Hymn to the Theotokos


Την Ωραιότητα της Παρθενίας Σου Θεοτοκίον Ἦχος γ’ Τὴν ὡραιότητα τῆς παρθενίας σου, καὶ τὸ ὑπέρλαμπρον τὸ τῆς ἁγνείας σου, ὁ Γαβριὴλ καταπλαγείς ἐβόα σοι Θεοτόκε, Ποῖόν σοι ἐγκώμιον προσαγάγω ἐπάξιον; τί δὲ ὀνομάσω σε; ἀπορῶ καὶ ἐξίσταμαι· διὸ ὡς προσετάγην βοῶ σοι, Χαῖρε ἡ Κεχαριτωμένη.

Awed by the beauty of your virginity and by the brilliance of your purity, Gabriel cried aloud to you, O Mother of God, “How can I praise you as I should? With what name shall I call you? I am at a loss and amazed; therefore as I was commanded, I cry to you: Rejoice, full of grace!”


Many hymns referring to the Theotokos were written in the 8th and 9th centuries as hymnographers, many of them monks, began to enrich the hymnology of the Church. This popular hymn, based on the events of the Annunciation, is found in the book known as the Paraklitiki, and is used throughout the Church year. It was a common theme running through the writings and hymnology of the Church Fathers that the Theotokos was pure in both body and soul when she entered the Temple, and that she was there prepared to become the vessel and Mother of Light.
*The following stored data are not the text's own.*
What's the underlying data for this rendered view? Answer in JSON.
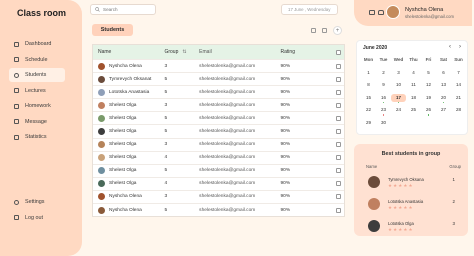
{
  "app": {
    "title": "Class room"
  },
  "sidebar": {
    "items": [
      {
        "label": "Dashboard",
        "icon": "grid-icon",
        "active": false
      },
      {
        "label": "Schedule",
        "icon": "calendar-icon",
        "active": false
      },
      {
        "label": "Students",
        "icon": "users-icon",
        "active": true
      },
      {
        "label": "Lectures",
        "icon": "book-icon",
        "active": false
      },
      {
        "label": "Homework",
        "icon": "pencil-icon",
        "active": false
      },
      {
        "label": "Message",
        "icon": "mail-icon",
        "active": false
      },
      {
        "label": "Statistics",
        "icon": "chart-icon",
        "active": false
      }
    ],
    "bottom": [
      {
        "label": "Settings",
        "icon": "gear-icon"
      },
      {
        "label": "Log out",
        "icon": "logout-icon"
      }
    ]
  },
  "search": {
    "placeholder": "Search"
  },
  "date_pill": "17 June , Wednesday",
  "students_tab": "Students",
  "add_label": "+",
  "table": {
    "headers": {
      "name": "Name",
      "group": "Group",
      "email": "Email",
      "rating": "Rating"
    },
    "rows": [
      {
        "name": "Nyshcha Olena",
        "group": "3",
        "email": "shelestolenka@gmail.com",
        "rating": "90%",
        "avatar_color": "#a0522d"
      },
      {
        "name": "Tymrevych Oksanat",
        "group": "5",
        "email": "shelestolenka@gmail.com",
        "rating": "90%",
        "avatar_color": "#6b4c3b"
      },
      {
        "name": "Lototska Anastasia",
        "group": "5",
        "email": "shelestolenka@gmail.com",
        "rating": "90%",
        "avatar_color": "#8f9fb8"
      },
      {
        "name": "Shelest Olga",
        "group": "3",
        "email": "shelestolenka@gmail.com",
        "rating": "90%",
        "avatar_color": "#c08060"
      },
      {
        "name": "Shelest Olga",
        "group": "5",
        "email": "shelestolenka@gmail.com",
        "rating": "90%",
        "avatar_color": "#7a9a6a"
      },
      {
        "name": "Shelest Olga",
        "group": "5",
        "email": "shelestolenka@gmail.com",
        "rating": "90%",
        "avatar_color": "#3d3d3d"
      },
      {
        "name": "Shelest Olga",
        "group": "3",
        "email": "shelestolenka@gmail.com",
        "rating": "90%",
        "avatar_color": "#b5835a"
      },
      {
        "name": "Shelest Olga",
        "group": "4",
        "email": "shelestolenka@gmail.com",
        "rating": "90%",
        "avatar_color": "#c9a27a"
      },
      {
        "name": "Shelest Olga",
        "group": "5",
        "email": "shelestolenka@gmail.com",
        "rating": "90%",
        "avatar_color": "#6f8f9f"
      },
      {
        "name": "Shelest Olga",
        "group": "4",
        "email": "shelestolenka@gmail.com",
        "rating": "90%",
        "avatar_color": "#4a6a5a"
      },
      {
        "name": "Nyshcha Olena",
        "group": "3",
        "email": "shelestolenka@gmail.com",
        "rating": "90%",
        "avatar_color": "#a0522d"
      },
      {
        "name": "Nyshcha Olena",
        "group": "5",
        "email": "shelestolenka@gmail.com",
        "rating": "90%",
        "avatar_color": "#8a5a3a"
      }
    ]
  },
  "profile": {
    "name": "Nyshcha Olena",
    "email": "shelestolenka@gmail.com"
  },
  "calendar": {
    "title": "June 2020",
    "weekdays": [
      "Mon",
      "Tue",
      "Wed",
      "Thu",
      "Fri",
      "Sat",
      "Sun"
    ],
    "weeks": [
      [
        "1",
        "2",
        "3",
        "4",
        "5",
        "6",
        "7"
      ],
      [
        "8",
        "9",
        "10",
        "11",
        "12",
        "13",
        "14"
      ],
      [
        "15",
        "16",
        "17",
        "18",
        "19",
        "20",
        "21"
      ],
      [
        "22",
        "23",
        "24",
        "25",
        "26",
        "27",
        "28"
      ],
      [
        "29",
        "30",
        "",
        "",
        "",
        "",
        ""
      ]
    ],
    "selected": "17",
    "dots": {
      "16": "#4caf50",
      "17": "#4caf50",
      "20": "#4caf50",
      "23": "#e57373",
      "26": "#4caf50"
    }
  },
  "best": {
    "title": "Best students in group",
    "headers": {
      "name": "Name",
      "group": "Group"
    },
    "items": [
      {
        "name": "Tymrevych Oksana",
        "group": "1",
        "stars": "★★★★★",
        "avatar_color": "#6b4c3b"
      },
      {
        "name": "Lototska Anastasia",
        "group": "2",
        "stars": "★★★★★",
        "avatar_color": "#c08060"
      },
      {
        "name": "Lototska Olga",
        "group": "3",
        "stars": "★★★★★",
        "avatar_color": "#3d3d3d"
      }
    ]
  },
  "colors": {
    "sidebar": "#ffd9c2",
    "accent": "#ffd2bb",
    "table_header": "#e5f3e6",
    "page": "#fff6ec"
  }
}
George of Nicomedia characteristically states in his Homily on the Entrance of the Theotokos into the Temple that the Virgin Mary was “clean of all human manner and passion, not being subject to these and above the need of nature”. He goes on to focus on her purity of mind, rhetorically asking: “Which mind, motivated so much to achieve perfect dispassion, is more pure compared to the one which she, the spotless one, exhibited from childhood?” Like the Angel, he cannot fail but address the Theotokos using similar language to the hymn, “Oh! The most beautiful adornment of the beautiful!” («Ὥ τῶν ὡραίων ὡραιότατον ὡράϊσμα!»). Following the example of the Angel, we and the hymnographers can only express our joy.

Archbishop Theophylact of Bulgaria, in his commentary on the Gospel reading of the Annunciation, says that the angel cries out with the greeting, “Rejoice, full of Grace!”, to indicate with the word, ‘rejoice’, that Eve’s sadness, when God told her that, “in pain you shall bring forth children”, is now dissolved and with the words, ‘full of Grace’, which means, blessed, replaces the curse of Eve after the fall, “I will greatly multiply your sorrow…”. Indeed, according to St Nicholas Kabasilas, the Virgin Mary herself rejoices on the Good News received from the Angel: “the greatest reason for which the Virgin Mary rejoices is not simply because through her, God, but also she herself, due to those things she knew and foresaw, brought resurrection to mankind.”